India could announce steps to curb fuel consumption on Sept. 16, Foreign Minister Salman Khurshid said yesterday, in a bid to cut the biggest item in the nation’s import bill and help support a rupee skittering just above record lows.
The world’s fourth-biggest energy user is widely expected to announce a steep hike in diesel prices soon, as it looks to cut oil costs by nearly US$20 billion. Rising global prices of crude and the rupee’s slide have left India facing an oil bill potentially 50 percent higher than on May 1.
“No matter what happens, we will have to cut down on fuel consumption,” Khurshid told business channel CNBC TV18. “You can’t keep subsidizing costs of fuel and not restrict the use of the fuel.”
Indian Oil Minister M. Veerappa Moily could unveil fuel-saving measures when he returns from a trip next week to Japan and South Korea. Khurshid gave no details of the possible steps.

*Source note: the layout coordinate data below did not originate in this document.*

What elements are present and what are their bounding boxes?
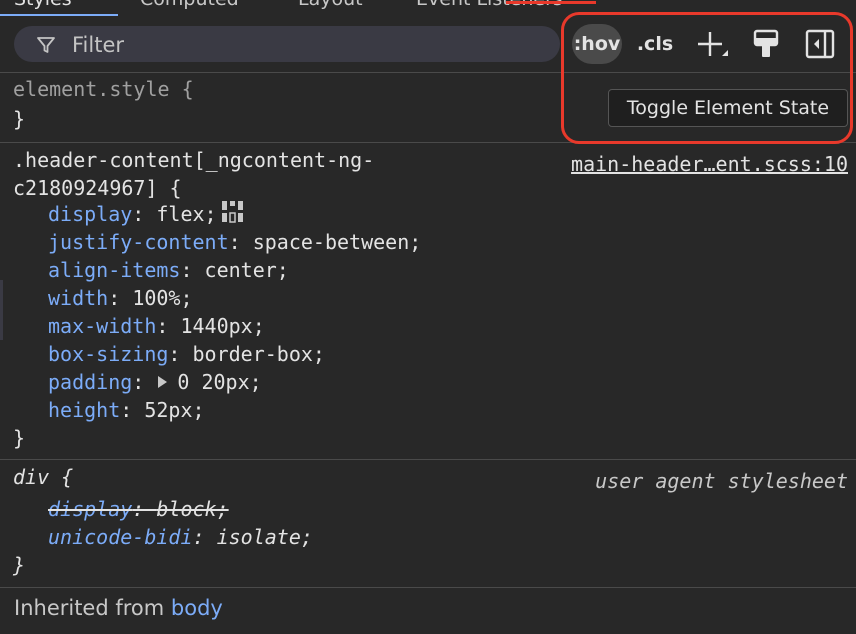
property-name[interactable]: width <box>48 286 108 310</box>
expand-triangle-icon[interactable] <box>158 376 168 388</box>
inherited-label: Inherited from <box>14 596 171 620</box>
property-name: unicode-bidi <box>48 525 193 549</box>
rule-close-brace: } <box>13 553 26 577</box>
tab-computed[interactable]: Computed <box>140 0 239 10</box>
declaration[interactable]: padding: 0 20px; <box>48 368 262 396</box>
declaration[interactable]: max-width: 1440px; <box>48 312 265 340</box>
property-value: block; <box>156 497 229 521</box>
rule-selector: .header-content[_ngcontent-ng- <box>13 148 375 172</box>
property-name[interactable]: display <box>48 202 132 226</box>
rule-header-content: .header-content[_ngcontent-ng- c21809249… <box>0 143 856 460</box>
overridden-declaration: display: block; <box>48 497 229 521</box>
property-value[interactable]: 1440px; <box>180 314 264 338</box>
property-name[interactable]: box-sizing <box>48 342 168 366</box>
rule-selector: div { <box>13 465 74 489</box>
property-name[interactable]: height <box>48 398 120 422</box>
rule-div-user-agent: div { user agent stylesheet display: blo… <box>0 460 856 588</box>
rule-selector: element.style { <box>13 77 194 101</box>
property-value[interactable]: 52px; <box>144 398 204 422</box>
panel-tabs: Styles Computed Layout Event Listeners <box>0 0 856 16</box>
declaration[interactable]: align-items: center; <box>48 256 289 284</box>
inherited-element-link[interactable]: body <box>171 596 223 620</box>
property-value[interactable]: space-between; <box>253 230 422 254</box>
declaration[interactable]: width: 100%; <box>48 284 193 312</box>
property-value[interactable]: flex; <box>156 202 216 226</box>
inherited-section-header: Inherited from body <box>0 588 856 634</box>
property-name[interactable]: justify-content <box>48 230 229 254</box>
property-name[interactable]: padding <box>48 370 132 394</box>
property-name[interactable]: align-items <box>48 258 180 282</box>
filter-icon <box>36 35 56 59</box>
filter-box[interactable] <box>14 26 560 64</box>
toggle-sidebar-icon[interactable] <box>804 28 836 60</box>
rule-element-style[interactable]: element.style { } <box>0 73 856 143</box>
paintbrush-icon[interactable] <box>750 28 782 60</box>
property-name[interactable]: max-width <box>48 314 156 338</box>
flexbox-editor-icon[interactable] <box>221 200 249 231</box>
property-value[interactable]: 0 20px; <box>177 370 261 394</box>
toggle-element-state-button[interactable]: :hov <box>572 24 622 64</box>
rule-close-brace: } <box>13 426 26 450</box>
scrollbar[interactable] <box>0 280 3 340</box>
rule-selector-continued: c2180924967] { <box>13 176 182 200</box>
declaration[interactable]: display: flex; <box>48 200 249 231</box>
filter-input[interactable] <box>70 26 554 64</box>
new-style-rule-icon[interactable] <box>694 28 728 60</box>
declaration[interactable]: box-sizing: border-box; <box>48 340 325 368</box>
annotation-stroke <box>506 1 596 4</box>
property-value: isolate; <box>216 525 313 549</box>
property-value[interactable]: 100%; <box>132 286 192 310</box>
tab-layout[interactable]: Layout <box>298 0 363 10</box>
user-agent-stylesheet-label: user agent stylesheet <box>595 469 848 493</box>
property-value[interactable]: border-box; <box>193 342 325 366</box>
declaration: unicode-bidi: isolate; <box>48 525 313 549</box>
tab-styles[interactable]: Styles <box>14 0 72 10</box>
declaration[interactable]: justify-content: space-between; <box>48 228 421 256</box>
declaration[interactable]: height: 52px; <box>48 396 205 424</box>
source-link[interactable]: main-header…ent.scss:10 <box>571 150 848 178</box>
styles-toolbar: :hov .cls <box>0 16 856 73</box>
property-value[interactable]: center; <box>205 258 289 282</box>
property-name: display <box>48 497 133 521</box>
rule-close-brace: } <box>13 107 26 131</box>
element-classes-button[interactable]: .cls <box>632 24 678 64</box>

Moily has already suggested ways to cut fuel import costs in letters to the prime minister and finance ministry a week ago, ranging from a street theater campaign encouraging energy conservation to stepping up imports from Iran that India pays for in rupees.
However, India, where energy consumption per person is among the lowest in the world, has little elasticity in its fuel use as it tries to power exports and agriculture to help boost its economy and stave off a currency crisis.
More than 40 percent of fuel demand, or about 1.4 million barrels per day, is for diesel, and the bulk of that is used by trucks, farmers and industry, which needs back-up generators to cope with the country’s frequent power blackouts.
The government subsidizes diesel prices, which are now about 10 rupees (US$0.15) a liter below estimated market rates. Gasoline prices are not subsidized.
An increase of 5 rupees per liter on diesel could save about US$4.3 billion in oil costs, Reuters calculations show. Total subsidies on fuel amount to about US$25 billion a year and India’s crude oil import bill was US$144 billion last fiscal year.
Khurshid said Indians were increasingly realizing the “inevitability” of moving away from government-controlled prices.
“That’s beginning to happen, but has political implications,” he said.
Fuel price hikes generally provoke stiff resistance from opposition parties and any hike now is expected to draw a bigger protest, with a general election due next year. The election must be held by May.
Diesel demand has edged down 1.1 percent between April and July, Indian Oil Secretary Vivek Rae said, largely due to reduced consumption by trucks as heavy monsoon rains in June and July hit road transport. The rains also reduced the need for farmers to run irrigation pumps.
However, overall products use rose 1.1 percent between April and July, Rae said, with gasoline consumption up 11.4 percent. Two-wheelers, which run only on gasoline, are the backbone of private transport in India, where middle-class incomes are still too small for most families to afford cars.